When property cooling measures are lifted, everyone will rush to sell
Joseph Tsang seeks to diversify JLL's income sources to counter the decline in home prices in HK as a result of a series of austerity measures launched by the government to cool the market
Joseph Tsang, the managing director of JLL's Hong Kong office, has worked for the group for 30 years, having started his career in its industrial property department in 1984.
In 2010, Tsang was appointed head of capital markets to oversee sales in Hong Kong, and promoted to managing director of Jones Lang LaSalle Hong Kong a year later. He still heads capital markets, overseeing residential sales, investment sales and marketing, as well as the consultancy business in the city.
Tsang once worked under Chief Executive Leung Chun-ying during Leung's stint in JLL's Hong Kong office, formerly known as Jones Lang Wootton, between 1977 and 1993. But he does not share the view of his former boss on what the right policies are to regulate the city's property market.
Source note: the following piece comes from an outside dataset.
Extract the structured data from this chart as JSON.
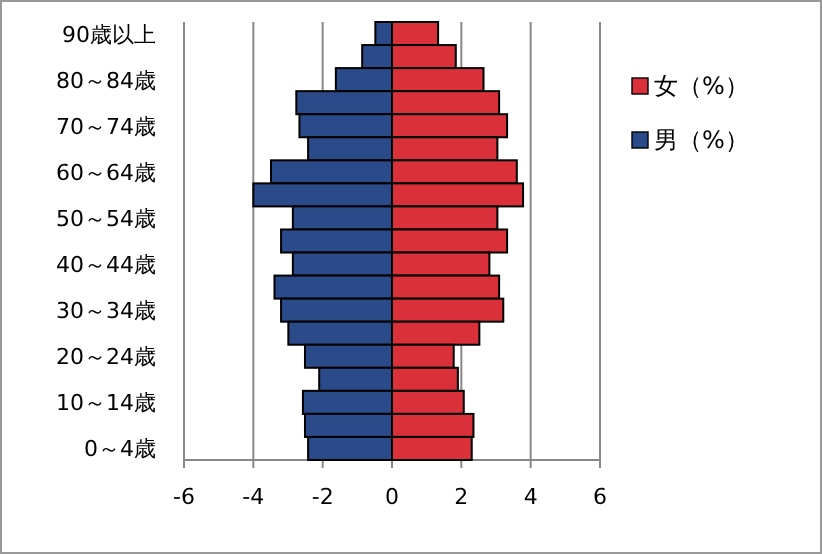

How was business for JLL in Hong Kong last year, when the property market was seriously hit by the successive austerity measures?
The housing market has been hit by government measures since 2012, and the tougher measures last year dealt a further blow.
While the residential market was hit seriously with a plunge in sales volume, the profit from our business in Hong Kong reached a record high with an increase of 20 per cent. This was because we have a well-balanced business portfolio.
We have seen a significant increase in other businesses, such as property management and valuation. Sales of overseas properties also increased.
When the Residential Properties (First-hand Sales) Ordinance came into effect on April 29 last year, developers began to ask property consultants to handle their sales brochures. They also seek advice on sales strategies when the market is quiet.
As the market is unlikely to pick up in the near term, what is your strategy to increase the company's revenue?
We are looking at opportunities to generate revenue from the sale of international properties. The local market is quiet and so investors are looking for overseas opportunities. Meanwhile, we are thinking of how to take advantage of our online platform to enhance business. But no details can be unveiled at this stage.
You have witnessed the cycles of ups and downs in Hong Kong's property market. How would you describe this downturn?
Hong Kong has experienced several property cycles, including the market crash during the 1997-98 Asian financial crisis and the market correction when the city was hit by Sars in 2003. It also experienced a downturn during the global financial crisis in 2008-09. They all dealt serious blows to the market. But it recovered quickly in most of these cycles.
However, this time is different because the downturn has been triggered by government policy. The blow is not as hard as that in the previous cycles as we do not see prices plunging in a short period of time. But the impact will be long-lasting. It will gradually affect the economy.
What is the impact of the policies on the market?
The government is playing the land supply card. It keeps putting land sites on the market to increase home supply. The immediate impact is a fall in land prices. This is because when construction costs keep going up, the only way developers see to sustain profits is to cut land prices. We will see land prices dropping at a rapid pace.
The growth in land supply will result in increased production of flats, which will come in the next two to three years at a time when interest rates are on the rise. As a result, home prices will decline sharply. By that time, the government may roll back the measures, but it will probably be too late to stop prices from falling.
With the existing measures, including the heavy stamp duties, sellers cannot easily dispose of their properties. Once the measures are removed, everyone will rush to sell, leading prices to drop rapidly.
It is like we all know the house is going to explode, but all the doors are closed. At the last minute, one door is opened and all rush to leave through that door. In the end, a tragedy occurs.
What is your view of the housing market in Hong Kong?
There is bound to be a downside. I expect home prices to drop 10 to 15 per cent this year and a further 10 to 15 per cent next year if the measures are not removed. If the government is prepared to remove its measures, it should do it right now.
Do you think the government plans to remove the measures?
Those measures are not expected to be taken away in the near future. Hong Kong has been politicised. Measures to cool the property market help boost the government's popularity.
It is not the right time to enter the market, is it?
It is not an advisable time to enter the market at all. Those who enter the market now should be prepared to see the value of their property falling. But some may want to buy now because they need a flat to live in.
How do you assess your own performance?
I am a modest person. I do not want to boast of my own achievements and neglect colleagues' contributions. I would say 'so far so good'.